The results showed that the mining behavior of the hoverfly larvae of C. fasciata accelerated the demise of the ramsons leaves. Additionally, we found a decrease in the amount of chlorophyll (Fig.1 a); there was also a decrease in the photosynthetic activity of the leaves. Chlorophyll a fluorescence parameters, which are sensitive to age and senescence (Desotgiu et al 2012), showed changes over time accordingly, but differentially. Initial fluorescence (F0’) remained constant over time and remained at the same level even when the leaves were infested; however, there was an indication of some small increase over time. Experiments have shown that under mild stress F0’ does not change, while under high stress, this parameter increases (Lichtenthaler et al. 2005). According to our measurements, infested and non-infested leaves experienced increased stress over time. Because there was no significant difference between the two leaf types, we cannot establish how much of the stress might be attributed to the leaf miner damage and how much merely to senescence. The enhancement of F0’ reflects the damage level to the PSII (Jiao et al. 2003), which is also reflected by the decrease in the PSII maximum efficiency (Fv/Fm) in accounting for the operational photosynthesis. The decrease was detected over time in both leaf types (Fig.1 d), which coincides with decreasing PAR and simultaneous aging of the leaves. However, the Fv/Fm of infested leaves declined more severely, and measured values had greater variability, with some values below 0.6, figures which were never measured in non-infested leaves. As with the decrease in chlorophyll content, the results of PSII maximum efficiency indicate greater senescence of infested leaves, as well. What is more, a significant correlation was observed between the chlorophyll content and the operational photosynthesis, in the given environmental conditions. In A. ursinum the decrease in operational photosynthesis was observed for the whole non-injured portion of the infected leaf, not only for the mines, which is often not the case for tree leaves (Raimondo et al. 2003; Lombardini et al. 2013).
The onset of senescence would have differential effects, as discussed below, which are negative for the plant if the larvae have already left the mine, or negative for the leaf miner if the larva is still developing inside the leaf. The physiological effects of leaf mining on plants was mostly studied on insects that consume the leaf mesophyll of tree leaves (Wagner et al. 2008). Herbaceous species are rarely considered, especially those with short-lived leaves like spring geophytes. Leaf mining of C. fasciata had an effect detectable by measurement of the greenness of the A. ursinum leaf. and as expected, there was no indication that A. ursinum leaves could compensate for leafmining with increased photosynthesis of the infested leaf. According to observations in the field, not all plant leaves are infected with the leaf miner (de Groot and Kogoj 2015), thus reassuring that plants will photosynthesize and still allocate some nutrients to the bulbs for survival until the next year.

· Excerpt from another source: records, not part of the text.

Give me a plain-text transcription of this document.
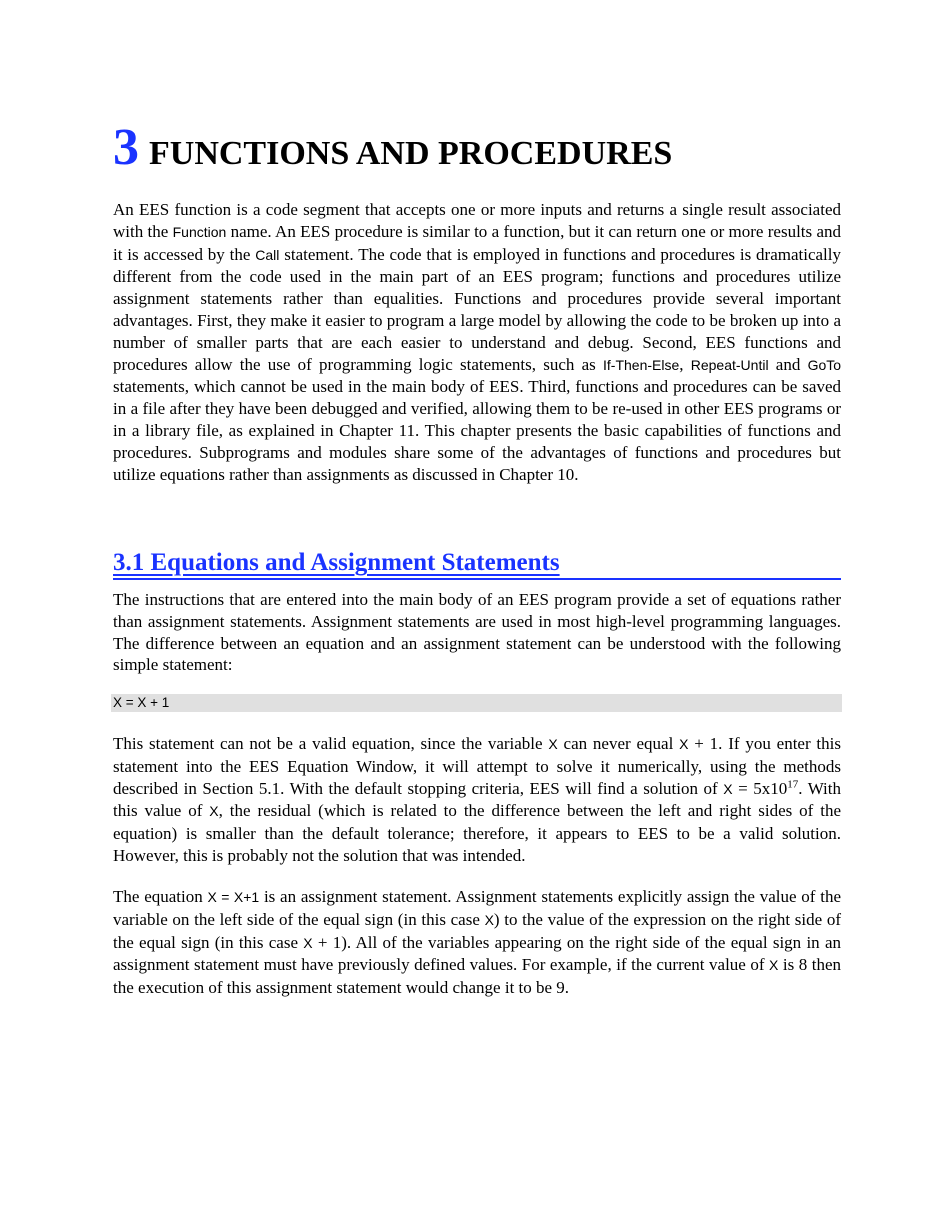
3 FUNCTIONS AND PROCEDURES

An EES function is a code segment that accepts one or more inputs and returns a single result associated with the Function name. An EES procedure is similar to a function, but it can return one or more results and it is accessed by the Call statement. The code that is employed in functions and procedures is dramatically different from the code used in the main part of an EES program; functions and procedures utilize assignment statements rather than equalities. Functions and procedures provide several important advantages. First, they make it easier to program a large model by allowing the code to be broken up into a number of smaller parts that are each easier to understand and debug. Second, EES functions and procedures allow the use of programming logic statements, such as If-Then-Else, Repeat-Until and GoTo statements, which cannot be used in the main body of EES. Third, functions and procedures can be saved in a file after they have been debugged and verified, allowing them to be re-used in other EES programs or in a library file, as explained in Chapter 11. This chapter presents the basic capabilities of functions and procedures. Subprograms and modules share some of the advantages of functions and procedures but utilize equations rather than assignments as discussed in Chapter 10.

3.1 Equations and Assignment Statements

The instructions that are entered into the main body of an EES program provide a set of equations rather than assignment statements. Assignment statements are used in most high-level programming languages. The difference between an equation and an assignment statement can be understood with the following simple statement:

X = X + 1

This statement can not be a valid equation, since the variable X can never equal X + 1. If you enter this statement into the EES Equation Window, it will attempt to solve it numerically, using the methods described in Section 5.1. With the default stopping criteria, EES will find a solution of $X = 5x10^{17}$. With this value of X, the residual (which is related to the difference between the left and right sides of the equation) is smaller than the default tolerance; therefore, it appears to EES to be a valid solution. However, this is probably not the solution that was intended.

The equation X = X+1 is an assignment statement. Assignment statements explicitly assign the value of the variable on the left side of the equal sign (in this case X) to the value of the expression on the right side of the equal sign (in this case X + 1). All of the variables appearing on the right side of the equal sign in an assignment statement must have previously defined values. For example, if the current value of X is 8 then the execution of this assignment statement would change it to be 9.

However, faster onset of senescence could go beyond the damage inflicted by leaf miners and might represent a response by the plant as well. The chlorophyll content of infested and non-infested leaves declined over time; however, infested leaves had lower values and started senescing earlier. We believe that the reduction in PSII maximum efficiency of A. ursinum infected leaves, indicated by loss of chlorophyll as well, could be strong enough to affect the leaf miner if still present in the leaf. We could hypothesize that rushing the senescence of a leaf, which is destined to wither soon anyway, could be an adaptation to starve the leaf miner, or at least, to slow its development. A similar hypothesis was proposed for tree species (Owen 1978); however, it was not sufficiently supported by data, since trees exhibit a variety of leaves depending on leaf age and heliomorphosis, which influence the leaf fall that often happens too late to have an effect on leafminer larvae survival (Pritchard and James 1984). Leaves of herbaceous vernal species in the forest understory differ significantly from tree leaves in morphological features, chemical composition, phenology and longevity. Additionally, short-lived leaves enable univoltine miner species. Therefore, for univoltine C. fasciata larvae, rapid development would be beneficial, since the infected A. ursinum leaves wither more rapidly than healthy leaves; however, further research is needed to confirm this hypothesis. We could elaborate this hypothesis further by stating that the herbaceous vernal species A. ursinum might profit by early senescing infected leaves and in such way that at least part of the nutrients can be still translocated to the bulb and not lost to the leaf miner.
In conclusion, the reaction of plants to the leafminer is withering of the leaves, and a decrease in photosynthesis and chlorophyll quantity. As established, this strategy to decrease photosynthesis could have a strong negative effect for both plant and leafminer, for the plant by decreasing energy storage in the bulb and therefore potentially decreasing growth in the following year, and for the leafminer by potential resource limitation. In order to better understand the pros and cons of this strategy, more research should be done into the survival of the leafminer and the regeneration of the plants.